As for the tornado, I really have no contingency for that one. The small tornado touched down a few miles south of the wedding location and we were a few miles north for a photoshoot with the bridal party.

Funny thing about it all, was that we were completely unaware until we returned. We never heard the sirens.

It was windy and the rain was torrential. The bridal party was huddled under a gazebo during this photoshoot. We all had planned on the possibility of rain. The ceremony and reception was scheduled to be outdoors and under a tent. All went well. The pictures turned out awesome!

Wedding Tip - Make an Emergency Kit
Wedding Tip – Make an Emergency Kit




Wedding Tip — Consider a Band

This is one of those wedding tips that is not really a money saving tip. Sometimes, some things are worth paying for. That is, if you can swing it. Hire a band for your wedding reception.

I’ve photographed a ton of weddings and various events. I’ve seen a lot (and fortunately I’ve not seen it all!).

A D.J. for the receptions is always a great way to go. With the right experience, a D.J. can make or break a celebration. In my years of shooting weddings, I hate to say, there has been a D.J. or two that just did not cut the mustard.

A band providing the music at the reception has always gone great. A great band with wedding and event experience is key here. It adds an extra touch of class for that special day that is a once-in-a-lifetime celebration.


Ricky Nalett and Nikki Fowler of Life Support
Ricky Nalett and Nikki Fowler of Life Support


I do have a band out of Lansing that is at the top of my recommendation list. They are Life Support.

And I do have a D.J. I recommend also. He’s just as good as any band you could hire.

Based in Grand Rapids, his name is Larry McLain, an experienced radio guy and wedding guy. Larry has a graceful balance of class and fun. He doesn’t have a website, but please contact me for his phone number.

Larry McLain Wedding Reception DJ
Larry McLain


Wedding Tip — Get an Emcee

This one is perhaps the most important wedding tip I can pass along. It comes up during the first meeting I have with the bride and groom.

Wedding Tip - Have an MC
Wedding Tip – Have an MC

Having an Emcee is important. And, it is very very important. Also referred to as the Master and/or Mistress of Ceremony, this is your project manager for the day. Important important important!
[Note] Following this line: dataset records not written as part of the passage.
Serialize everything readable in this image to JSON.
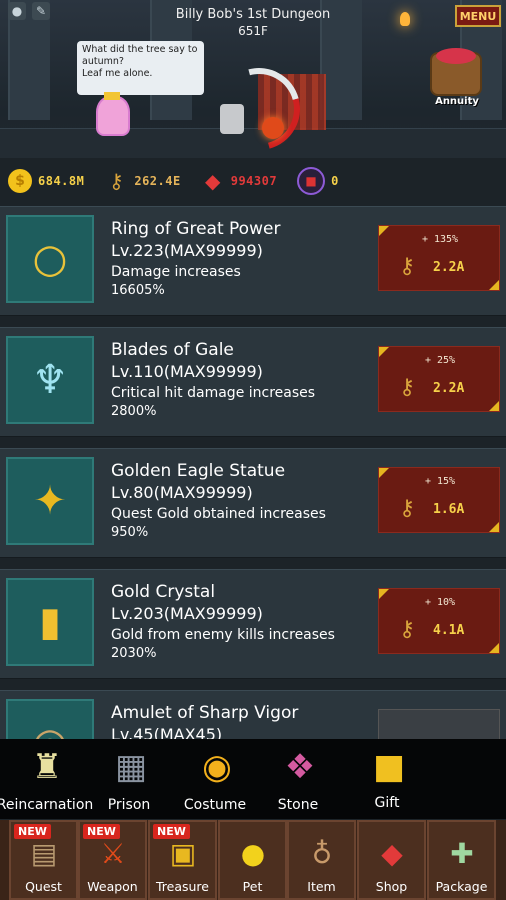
{
  "scene": {
    "title": "Billy Bob's 1st Dungeon",
    "floor": "651F",
    "menu_label": "MENU",
    "speech_lines": [
      "What did the tree say to",
      "autumn?",
      "Leaf me alone."
    ],
    "annuity_label": "Annuity",
    "top_icons": [
      "coin-pile-icon",
      "wrench-icon"
    ]
  },
  "currency": {
    "gold": "684.8M",
    "keys": "262.4E",
    "gems": "994307",
    "stones": "0"
  },
  "items": [
    {
      "name": "Ring of Great Power",
      "level": "Lv.223(MAX99999)",
      "desc": "Damage increases",
      "value": "16605%",
      "upgrade_pct": "+ 135%",
      "cost": "2.2A",
      "icon": "ring-icon"
    },
    {
      "name": "Blades of Gale",
      "level": "Lv.110(MAX99999)",
      "desc": "Critical hit damage increases",
      "value": "2800%",
      "upgrade_pct": "+ 25%",
      "cost": "2.2A",
      "icon": "blade-icon"
    },
    {
      "name": "Golden Eagle Statue",
      "level": "Lv.80(MAX99999)",
      "desc": "Quest Gold obtained increases",
      "value": "950%",
      "upgrade_pct": "+ 15%",
      "cost": "1.6A",
      "icon": "eagle-icon"
    },
    {
      "name": "Gold Crystal",
      "level": "Lv.203(MAX99999)",
      "desc": "Gold from enemy kills increases",
      "value": "2030%",
      "upgrade_pct": "+ 10%",
      "cost": "4.1A",
      "icon": "crystal-icon"
    },
    {
      "name": "Amulet of Sharp Vigor",
      "level": "Lv.45(MAX45)",
      "icon": "amulet-icon"
    }
  ],
  "mid_menu": [
    {
      "label": "Reincarnation",
      "icon": "reincarnation-icon"
    },
    {
      "label": "Prison",
      "icon": "prison-icon"
    },
    {
      "label": "Costume",
      "icon": "costume-icon"
    },
    {
      "label": "Stone",
      "icon": "stone-basket-icon"
    },
    {
      "label": "Gift",
      "icon": "gift-icon"
    }
  ],
  "bottom_tabs": [
    {
      "label": "Quest",
      "new": "NEW",
      "icon": "scroll-icon"
    },
    {
      "label": "Weapon",
      "new": "NEW",
      "icon": "sword-icon"
    },
    {
      "label": "Treasure",
      "new": "NEW",
      "icon": "treasure-chest-icon"
    },
    {
      "label": "Pet",
      "icon": "chick-icon"
    },
    {
      "label": "Item",
      "icon": "bag-icon"
    },
    {
      "label": "Shop",
      "icon": "gem-shop-icon"
    },
    {
      "label": "Package",
      "icon": "package-icon"
    }
  ],
  "colors": {
    "list_bg": "#2b363d",
    "upgrade_bg": "#6a1b12",
    "accent_gold": "#f6d14a",
    "menu_red": "#7a1a12"
  }
}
I like to joke about this person being the bossy cousin or aunt that likes to carry around a clipboard. But seriously, this Emcee is not introducing the opening band. The role of this person or persons is to be on top of every little detail throughout the day. They know where the rings are, they know all the immediate family members for photos, they have all the vendors phone numbers, they hand out the checks if needed. They work with the vendors that are on site regarding timing for cake cutting and first dance and ceremony start-time.

The persons taking on this role must absolutely know their importance.

And for me, as the photographer, this person is my BEST FRIEND for the day!

There’s a little more to the story behind the photo here. This is Jenn and Marie. Marie is the bride. (duh, right?) Should I also mention that it was Jenn’s birthday? (again, duh, right?) Jenn was also the Mistress of Ceremony. With that in mind I hope the photo tells the story. Additionally, it’s worth expressing that the bride is the star of the day. The Emcee is the hard working grunt of the day. Both require a boatload of humility.